Land challenges for Hong Kong's logistics sector

Leveraging Hong Kong’s extensive connectivity and privileged free-port status, coupled with cost effective multi-modal transportation options, provide an ideal platform from which to serve all markets in Asia as a Regional Distribution Centre (RDC).

 

Land challenges for Hong Kong’s Logistics sector were the key topics discussed at the recent Leadership Luncheon gathering of Supply Chain and Logistics Professionals (SCLP). 

Trade and Logistics is the largest of Hong Kong’s four major economic pillars - generating 26% of Hong Kong’s GDP and is responsible for 22% of total employment. 

Long established as a regional commercial hub and sourcing centre, Hong Kong is the world's eighth largest trading economy. The world class infrastructure and free port status are significant enablers of Hong Kong’s enduring success as a leading trade and logistics hub. Indeed, in the HKSAR 2014-15 Budget, the Financial Secretary emphasized that “visible trade in 2013, including re-exports, domestic exports and imports of goods, amounted to over $8.2 trillion, approaching four times of GDP.”

As the global centre of economic gravity has shifted firmly eastwards, Hong Kong is strategically located at the heart of The Asia Era. The National 12th Five-Year Plan specifically calls for strategies and tactics to enhance Hong Kong’s status as an international financial, trading and shipping centre; and also for Hong Kong to develop into a high-value goods inventory management and regional distribution centre (RDC).

 

Regional Distribution Centre and Global logistics Hub

Leveraging Hong Kong’s extensive connectivity and privileged free-port status, coupled with cost effective multi-modal transportation options, provide an ideal platform from which to serve all markets in Asia as a Regional Distribution Centre (RDC).

For example, the Tradeport logistics hub on Lantau island is strategically located just two minutes from the airport, twenty minutes from the container port and forty minutes from the border with mainland China, and serves a wide range of customers with cost-effective multi-modal logistics solutions for the Asia region.

Hong Kong’s critical mass of cargo and extensive air-and-ocean connectivity enable the network-effect that empowers its enviable leadership as the leading Regional Distribution Centre serving the whole of the Asia region. 

In the global air freight sector, Hong Kong International Airport is the world’s largest air cargo hub, handling over four million tons of cargo per year, with almost 100 airlines flying to over 160 destinations, including 40 in mainland China. 

Hong Kong also hosts the world’s fourth largest container port, handling over 22 million TEU containers per year (TEU being Twenty-foot Equivalent Unit), with over 200,000 vessels per year sailing to more than 550 destinations worldwide.

 

Land Shortages impacting Logistics Sector

Marcos Chan and Samuel Lai from CBRE presented the key findings from the recently released CBRE research report “Hong Kong Logistics: Retailers Expose the Lack of Warehouse Facilities”. 

They reported that during the last ten years, Hong Kong’s stock of warehouse facilities has only modestly increased - from 35.5 million square feet to 39.3 million sq ft – growth of only 5% during the decade when retail sales have increased by 186%! Retail sector tenants now take up about half of the warehouse space in Hong Kong, with overall warehouse vacancy rates down to 0.4 per cent in June 2014.

The Hong Kong Logistics Association (HKLA) 2013 survey reported an industry shortage of 4 to 5 million square feet of warehouse space, whilst the 2014 survey conducted by HKU Department of Industrial and Manufacturing Systems Engineering (IMSE) and BPS Global identified the need for an additional 70 hectares of land for logistics use.

In the 2009 policy address, the government identified a number of permanent sites totalling 29.5 hectares (around the Kwai Tsing area) to facilitate the development of a logistics cluster.

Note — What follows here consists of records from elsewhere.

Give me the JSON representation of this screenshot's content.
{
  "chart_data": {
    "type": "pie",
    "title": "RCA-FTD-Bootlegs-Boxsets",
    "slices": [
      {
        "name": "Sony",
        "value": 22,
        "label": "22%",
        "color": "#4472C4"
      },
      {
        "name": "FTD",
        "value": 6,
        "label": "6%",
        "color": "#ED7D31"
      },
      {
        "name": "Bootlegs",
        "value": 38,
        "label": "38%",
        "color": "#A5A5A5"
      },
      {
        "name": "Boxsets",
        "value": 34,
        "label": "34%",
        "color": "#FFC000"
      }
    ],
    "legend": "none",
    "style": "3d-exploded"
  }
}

However, since then a total of only 6.9 hectares have been released, and even then with restrictive lease terms for logistics operations, freight forwarding and third party logistics.

In terms of land sales, since 2004 the government has sold only four industrial sites; however during that same period, the government sold 110 residential sites, 14 commercial sites and 12 hotel and mixed use sites.

According to Darren Benson, Executive Director, Industrial and Logistics Services, CBRE Hong Kong, Macau and Taiwan, “While the government has been proactive in recent times in replenishing domestic and commercial land supply, the industrial market, specifically for logistics use has been largely left out of the equation”.

“Over the last decade only four sites have been sold by the government, providing only 3.7 million sq. ft. of additional warehouse stock, and representing only 6.2% of the maximum floor space of all government land being auctioned or tendered during the period.”

Industrial stock is being rezoned or revitalized in large amounts – but this is to facilitate residential and commercial developments, thereby further limiting the stock available for industrial use and further exacerbating the challenges for the logistics sector.

It seems incongruent that Trading and Logistics is the largest economic pillar by GDP and employment, but when it comes to the land sales allocations, it seems to become the forgotten pillar of Hong Kong’s economy!